Roseanne Diab, executive officer of the Academy of Science of South Africa, as well as professor emeritus of environmental sciences and honorary senior research associate at the University of KwaZulu-Natal in Durban, will serve as vice chair of the IAC committee.

Shapiro and Diab will be joined on the committee by Carlos Henrique de Brito Cruz, scientific director of the Foundation for the Support of Research in the State of São Paulo, Brazil and professor at the Gleb Wataghin Physics Institute at the University of Campinas; Maureen Cropper, professor of economics at the University of Maryland, senior fellow at Resources for the Future in Washington, D.C., and former lead economist at the World Bank; Jingyun Fang, Cheung Kong Professor and chair, department of ecology, Peking University; Louise Fresco, University Professor, University of Amsterdam, and former assistant director-general at the U.N. Food and Agriculture Organization; Syukuro Manabe, from Tokyo University and currently a senior meteorologist, Princeton University; Goverdhan Mehta, National Research Professor and Bhatnagar Fellow, Indian Institute of Science, Bangalore; Peter Williams, honorary treasurer and vice president, The Royal Society, London, chancellor of the University of Leicester, and chairman of the National Physical Laboratory; Ernst-Ludwig Winnacker, secretary general, Human Frontier Science Program, Germany; and Abdul Hamid Zakri, senior adviser to the prime minister of Malaysia, and Tuanku Chancellor Chair, Universiti Sains Malaysia.
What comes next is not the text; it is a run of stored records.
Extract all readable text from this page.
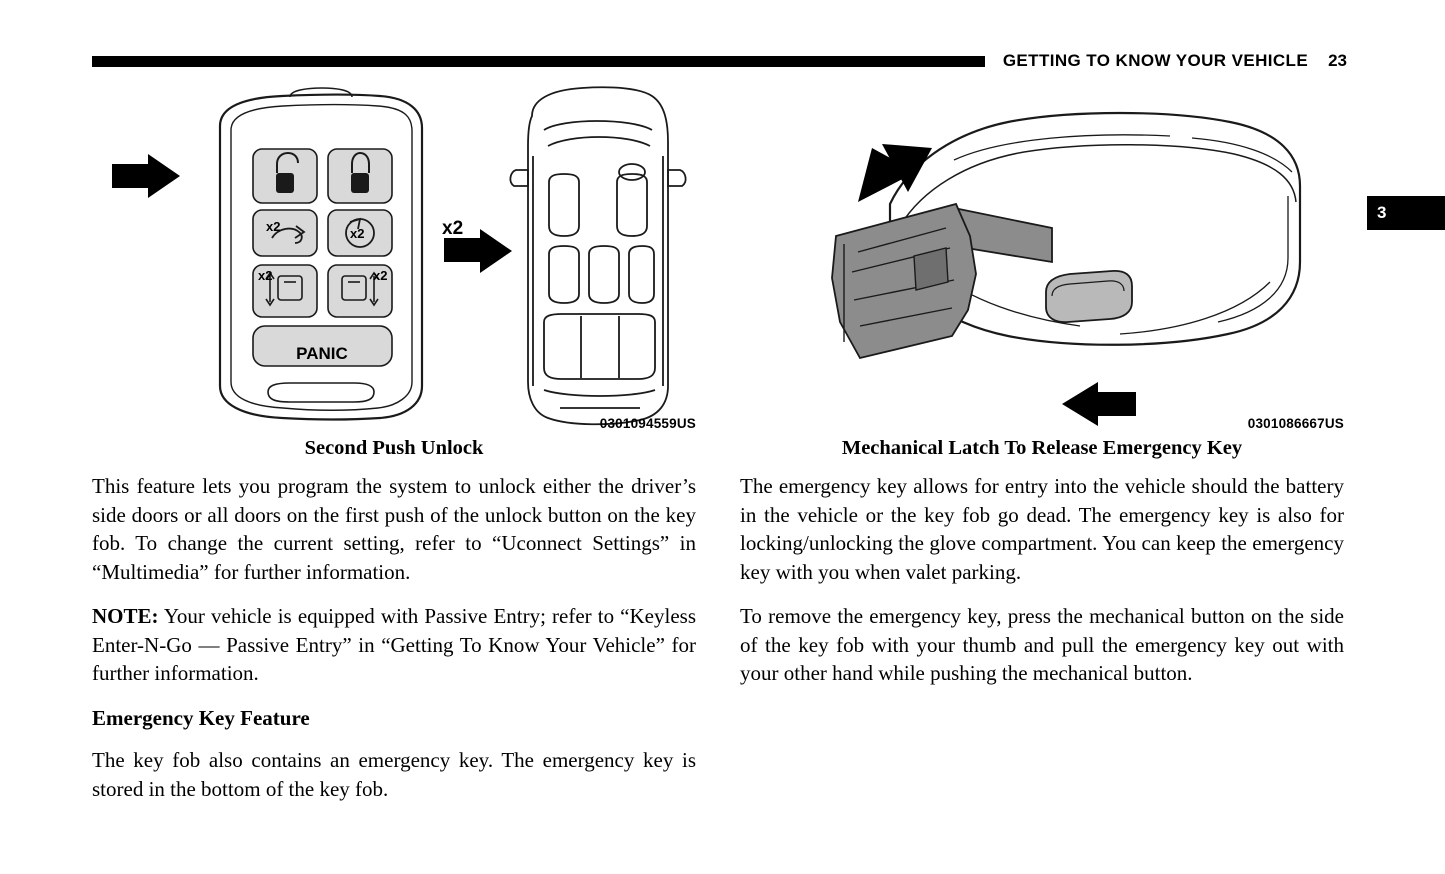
GETTING TO KNOW YOUR VEHICLE 23
3
PANIC
x2	x2
x2	x2
x2
0301094559US
Second Push Unlock

This feature lets you program the system to unlock either the driver’s side doors or all doors on the first push of the unlock button on the key fob. To change the current setting, refer to “Uconnect Settings” in “Multimedia” for further information.

NOTE: Your vehicle is equipped with Passive Entry; refer to “Keyless Enter-N-Go — Passive Entry” in “Getting To Know Your Vehicle” for further information.

Emergency Key Feature

The key fob also contains an emergency key. The emergency key is stored in the bottom of the key fob.

0301086667US
Mechanical Latch To Release Emergency Key

The emergency key allows for entry into the vehicle should the battery in the vehicle or the key fob go dead. The emergency key is also for locking/unlocking the glove compartment. You can keep the emergency key with you when valet parking.

To remove the emergency key, press the mechanical button on the side of the key fob with your thumb and pull the emergency key out with your other hand while pushing the mechanical button.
"I am pleased that such a distinguished group of experts from all over the world volunteered to serve on this review committee," said IAC co-chair Robbert Dijkgraaf, president of the Royal Netherlands Academy of Arts and Sciences. "The InterAcademy Council was established to carry out this type of independent review, and I expect our report will prove valuable to the U.N. as well as to the scientific community."

"The IAC review will help ensure that future IPCC products have as strong a scientific basis as possible, giving governments and the public confidence in the findings and projections," added IAC co-chair Lu Yongxiang, president of the Chinese Academy of Sciences.

Founded in 2000, the IAC was created to mobilize top scientists and engineers around the world to provide evidence-based advice to international bodies such as the United Nations and World Bank -- including preparing expert, peer-reviewed studies upon request. The IAC Board is composed of the presidents of 15 academies of science and equivalent organizations -- representing Argentina, Australia, Brazil, China, France, Germany, India, Indonesia, Japan, South Africa, Turkey, the United Kingdom, and the United States, plus the African Academy of Sciences and the Academy of Sciences for the Developing World (TWAS) -- and representatives of the InterAcademy Panel (IAP) of scientific academies, the International Council of Academies of Engineering and Technological Sciences (CAETS) and the InterAcademy Medical Panel (IAMP) of medical academies. The IAC Secretariat is hosted by the Royal Netherlands Academy of Arts and Sciences (KNAW) in Amsterdam. The IAC Board has final approval authority over conducting and publishing IAC studies.